Guy Iversen, a 22-year federal public defender and the father of two sons at La Cañada High who were subject to that search, spoke to the board about last year's search.
""Technically, if you don't have justification, that's a kidnapping," Iversen said. "The physical aspertation of a person against their will without justification is a kidnapping."
Iversen contends that the district infringed on student's rights during last year's search.
"When they were separated from their personal belongings against their will — without reasonable suspicion — their constitutional rights were violated," Iversen said.
Iversen said he's been in negotiations with the district for the past three months regarding a potential lawsuit. He said he's happy to work with the district, but he wants three things: He wants remedial sanctions, a written letter of apology to his sons and to be allowed to address La Cañada High's students in an assembly to educate them about their rights.

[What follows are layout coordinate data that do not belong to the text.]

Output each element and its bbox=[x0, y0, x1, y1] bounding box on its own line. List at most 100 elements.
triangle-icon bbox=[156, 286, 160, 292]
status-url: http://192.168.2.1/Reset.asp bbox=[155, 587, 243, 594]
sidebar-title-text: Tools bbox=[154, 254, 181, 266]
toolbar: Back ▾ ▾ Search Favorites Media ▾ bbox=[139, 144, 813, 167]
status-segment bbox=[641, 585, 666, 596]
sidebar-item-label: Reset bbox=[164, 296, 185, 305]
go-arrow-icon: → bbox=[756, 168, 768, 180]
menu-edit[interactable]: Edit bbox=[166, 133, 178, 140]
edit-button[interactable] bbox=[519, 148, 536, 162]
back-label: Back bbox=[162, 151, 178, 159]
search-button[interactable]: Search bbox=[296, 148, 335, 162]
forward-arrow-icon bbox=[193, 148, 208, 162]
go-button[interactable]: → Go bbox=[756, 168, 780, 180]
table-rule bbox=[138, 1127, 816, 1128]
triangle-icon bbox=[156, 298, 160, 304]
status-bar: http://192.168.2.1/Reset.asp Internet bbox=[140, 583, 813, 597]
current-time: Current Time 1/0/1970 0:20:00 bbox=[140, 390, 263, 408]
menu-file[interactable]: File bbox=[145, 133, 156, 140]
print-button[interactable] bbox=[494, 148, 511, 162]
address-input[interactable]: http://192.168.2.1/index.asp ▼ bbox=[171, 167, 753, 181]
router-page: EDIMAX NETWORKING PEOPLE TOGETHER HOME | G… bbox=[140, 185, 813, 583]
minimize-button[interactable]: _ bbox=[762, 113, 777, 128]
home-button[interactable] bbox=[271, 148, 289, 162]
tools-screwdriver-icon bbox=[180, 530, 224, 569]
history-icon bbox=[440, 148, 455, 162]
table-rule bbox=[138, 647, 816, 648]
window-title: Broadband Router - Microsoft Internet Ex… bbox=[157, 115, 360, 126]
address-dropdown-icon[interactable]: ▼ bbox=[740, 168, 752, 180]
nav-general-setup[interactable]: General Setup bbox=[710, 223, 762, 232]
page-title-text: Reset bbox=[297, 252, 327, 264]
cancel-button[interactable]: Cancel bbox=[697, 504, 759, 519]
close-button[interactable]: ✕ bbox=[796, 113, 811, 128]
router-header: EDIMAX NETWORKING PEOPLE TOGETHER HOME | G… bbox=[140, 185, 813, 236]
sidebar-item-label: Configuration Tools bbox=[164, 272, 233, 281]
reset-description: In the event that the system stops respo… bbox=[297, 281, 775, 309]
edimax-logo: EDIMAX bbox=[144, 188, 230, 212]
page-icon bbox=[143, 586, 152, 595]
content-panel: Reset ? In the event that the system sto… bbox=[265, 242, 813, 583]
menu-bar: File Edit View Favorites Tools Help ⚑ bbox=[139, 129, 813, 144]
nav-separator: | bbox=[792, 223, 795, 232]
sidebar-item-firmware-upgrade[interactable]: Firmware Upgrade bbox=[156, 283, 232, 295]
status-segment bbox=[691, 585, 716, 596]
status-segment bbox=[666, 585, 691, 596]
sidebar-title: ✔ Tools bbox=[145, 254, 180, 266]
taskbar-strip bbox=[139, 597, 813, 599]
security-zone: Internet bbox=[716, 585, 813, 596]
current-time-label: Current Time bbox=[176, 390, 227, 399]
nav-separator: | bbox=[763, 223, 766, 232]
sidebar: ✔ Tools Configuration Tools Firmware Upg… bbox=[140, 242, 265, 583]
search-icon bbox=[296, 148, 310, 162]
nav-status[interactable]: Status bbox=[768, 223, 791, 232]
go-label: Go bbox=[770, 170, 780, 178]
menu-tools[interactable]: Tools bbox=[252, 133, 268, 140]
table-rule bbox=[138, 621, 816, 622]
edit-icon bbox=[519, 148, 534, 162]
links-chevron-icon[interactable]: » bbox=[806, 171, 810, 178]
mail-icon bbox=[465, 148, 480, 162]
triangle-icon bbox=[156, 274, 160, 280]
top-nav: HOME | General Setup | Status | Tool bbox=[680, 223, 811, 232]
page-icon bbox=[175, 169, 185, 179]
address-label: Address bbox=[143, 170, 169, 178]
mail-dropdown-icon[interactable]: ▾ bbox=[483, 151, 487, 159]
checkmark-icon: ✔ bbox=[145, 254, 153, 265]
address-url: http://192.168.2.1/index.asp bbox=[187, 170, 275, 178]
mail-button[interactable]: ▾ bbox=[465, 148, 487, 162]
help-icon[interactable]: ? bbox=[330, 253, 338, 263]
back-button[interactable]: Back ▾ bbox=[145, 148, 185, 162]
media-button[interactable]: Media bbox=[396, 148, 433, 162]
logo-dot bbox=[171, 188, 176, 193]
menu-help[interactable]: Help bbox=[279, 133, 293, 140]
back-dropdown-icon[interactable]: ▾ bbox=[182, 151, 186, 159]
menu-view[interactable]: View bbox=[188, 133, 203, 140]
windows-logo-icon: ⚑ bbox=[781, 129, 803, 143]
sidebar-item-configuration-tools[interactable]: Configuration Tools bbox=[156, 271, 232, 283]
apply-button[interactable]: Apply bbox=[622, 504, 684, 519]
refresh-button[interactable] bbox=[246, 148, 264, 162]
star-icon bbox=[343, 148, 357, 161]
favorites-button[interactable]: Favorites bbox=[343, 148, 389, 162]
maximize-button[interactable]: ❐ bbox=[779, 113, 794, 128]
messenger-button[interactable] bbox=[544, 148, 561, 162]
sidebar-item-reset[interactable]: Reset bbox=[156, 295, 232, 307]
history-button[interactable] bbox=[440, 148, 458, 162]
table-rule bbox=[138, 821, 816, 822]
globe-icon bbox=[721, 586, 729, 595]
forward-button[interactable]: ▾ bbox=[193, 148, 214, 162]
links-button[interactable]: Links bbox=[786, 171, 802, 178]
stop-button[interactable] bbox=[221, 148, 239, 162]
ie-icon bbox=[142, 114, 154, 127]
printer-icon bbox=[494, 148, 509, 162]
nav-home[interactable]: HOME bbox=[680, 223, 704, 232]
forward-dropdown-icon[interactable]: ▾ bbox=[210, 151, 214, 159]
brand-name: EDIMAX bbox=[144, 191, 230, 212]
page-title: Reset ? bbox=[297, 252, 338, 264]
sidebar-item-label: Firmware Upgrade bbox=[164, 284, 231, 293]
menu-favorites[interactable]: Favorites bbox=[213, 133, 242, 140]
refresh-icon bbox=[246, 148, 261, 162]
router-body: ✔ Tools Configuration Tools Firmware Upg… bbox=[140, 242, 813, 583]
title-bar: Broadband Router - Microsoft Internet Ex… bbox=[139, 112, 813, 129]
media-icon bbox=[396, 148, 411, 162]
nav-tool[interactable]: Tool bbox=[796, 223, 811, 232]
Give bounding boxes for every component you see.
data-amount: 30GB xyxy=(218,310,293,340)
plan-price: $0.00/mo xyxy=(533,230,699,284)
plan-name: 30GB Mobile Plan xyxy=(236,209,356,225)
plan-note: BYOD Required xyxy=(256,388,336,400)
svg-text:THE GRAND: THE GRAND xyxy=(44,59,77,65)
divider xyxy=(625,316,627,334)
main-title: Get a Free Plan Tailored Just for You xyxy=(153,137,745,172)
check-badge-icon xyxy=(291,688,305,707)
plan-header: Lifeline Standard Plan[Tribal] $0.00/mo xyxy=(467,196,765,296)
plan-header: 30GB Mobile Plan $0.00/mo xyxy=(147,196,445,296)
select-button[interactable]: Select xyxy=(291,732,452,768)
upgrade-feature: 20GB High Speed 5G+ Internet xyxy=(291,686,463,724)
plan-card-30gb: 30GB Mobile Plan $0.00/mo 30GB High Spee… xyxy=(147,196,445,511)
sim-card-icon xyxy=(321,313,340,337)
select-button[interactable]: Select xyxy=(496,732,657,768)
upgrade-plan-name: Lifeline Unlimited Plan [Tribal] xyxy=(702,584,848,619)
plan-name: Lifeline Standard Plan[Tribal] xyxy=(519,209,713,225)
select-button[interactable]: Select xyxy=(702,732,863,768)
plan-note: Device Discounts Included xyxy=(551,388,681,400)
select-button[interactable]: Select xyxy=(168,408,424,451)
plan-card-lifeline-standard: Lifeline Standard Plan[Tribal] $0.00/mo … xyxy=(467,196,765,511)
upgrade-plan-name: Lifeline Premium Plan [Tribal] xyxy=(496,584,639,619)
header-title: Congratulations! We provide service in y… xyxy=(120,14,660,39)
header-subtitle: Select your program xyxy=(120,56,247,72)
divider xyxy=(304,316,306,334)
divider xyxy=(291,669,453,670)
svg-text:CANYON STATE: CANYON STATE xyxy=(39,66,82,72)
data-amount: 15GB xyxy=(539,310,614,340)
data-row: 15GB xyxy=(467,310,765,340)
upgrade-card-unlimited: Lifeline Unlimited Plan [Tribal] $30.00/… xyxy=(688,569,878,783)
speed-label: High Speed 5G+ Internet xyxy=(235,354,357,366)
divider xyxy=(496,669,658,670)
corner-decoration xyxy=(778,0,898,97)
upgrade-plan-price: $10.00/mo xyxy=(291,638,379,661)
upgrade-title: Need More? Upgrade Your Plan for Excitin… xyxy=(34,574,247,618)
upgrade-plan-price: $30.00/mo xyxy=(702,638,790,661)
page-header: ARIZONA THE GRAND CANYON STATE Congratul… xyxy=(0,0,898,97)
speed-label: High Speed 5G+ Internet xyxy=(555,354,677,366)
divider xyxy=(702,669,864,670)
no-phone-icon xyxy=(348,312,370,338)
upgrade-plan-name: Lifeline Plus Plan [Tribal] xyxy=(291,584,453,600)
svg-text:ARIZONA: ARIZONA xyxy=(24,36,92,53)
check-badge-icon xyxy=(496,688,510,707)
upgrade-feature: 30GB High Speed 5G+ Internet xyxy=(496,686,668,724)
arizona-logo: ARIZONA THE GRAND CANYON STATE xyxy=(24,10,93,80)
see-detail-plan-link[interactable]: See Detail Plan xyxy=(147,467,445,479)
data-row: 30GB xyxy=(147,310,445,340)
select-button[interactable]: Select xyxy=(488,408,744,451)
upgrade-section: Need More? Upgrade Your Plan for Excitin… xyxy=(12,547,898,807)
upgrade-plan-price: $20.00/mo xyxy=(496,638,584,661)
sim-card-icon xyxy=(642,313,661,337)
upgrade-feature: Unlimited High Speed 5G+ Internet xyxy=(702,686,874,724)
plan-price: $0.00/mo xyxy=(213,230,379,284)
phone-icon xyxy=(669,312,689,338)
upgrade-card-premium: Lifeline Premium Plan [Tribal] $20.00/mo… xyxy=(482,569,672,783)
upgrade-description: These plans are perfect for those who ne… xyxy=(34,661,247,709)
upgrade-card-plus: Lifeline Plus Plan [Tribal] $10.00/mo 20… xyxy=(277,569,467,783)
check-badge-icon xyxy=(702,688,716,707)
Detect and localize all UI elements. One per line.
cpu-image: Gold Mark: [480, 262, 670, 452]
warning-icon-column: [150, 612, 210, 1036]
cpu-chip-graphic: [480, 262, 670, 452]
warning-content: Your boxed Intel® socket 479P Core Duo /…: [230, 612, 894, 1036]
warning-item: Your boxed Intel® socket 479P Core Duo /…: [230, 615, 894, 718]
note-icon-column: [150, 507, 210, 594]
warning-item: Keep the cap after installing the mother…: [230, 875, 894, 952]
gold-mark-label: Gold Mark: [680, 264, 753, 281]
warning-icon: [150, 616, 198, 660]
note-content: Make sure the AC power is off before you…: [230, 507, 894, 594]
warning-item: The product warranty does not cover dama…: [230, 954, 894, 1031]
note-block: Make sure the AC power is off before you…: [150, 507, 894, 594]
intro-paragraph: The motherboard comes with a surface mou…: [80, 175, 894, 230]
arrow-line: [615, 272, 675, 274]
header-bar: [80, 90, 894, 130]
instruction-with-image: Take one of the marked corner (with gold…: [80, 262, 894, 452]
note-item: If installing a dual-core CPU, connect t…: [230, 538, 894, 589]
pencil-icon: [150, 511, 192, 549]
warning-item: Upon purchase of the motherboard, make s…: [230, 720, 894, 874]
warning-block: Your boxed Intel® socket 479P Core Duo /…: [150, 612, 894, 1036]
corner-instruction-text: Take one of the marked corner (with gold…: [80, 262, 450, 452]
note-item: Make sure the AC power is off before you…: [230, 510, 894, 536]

"If they don't give that to me, I do have a potential lawsuit," Iversen said. "I told them, 'Give me these three things and I'll waive, but I'm not going away without them.'"
"If I was litigious, I would have filed a lawsuit 14 months ago," Iversen said.
"We were made aware those practices weren't legal," said Wendy Sinnette, LCUSD's assistant superintendent of human resources. "This is one of the reasons we're making these revisions."
There were four main changes proposed for the school policy, but these were not accepted for the board's consideration because of concerns about the way they were written.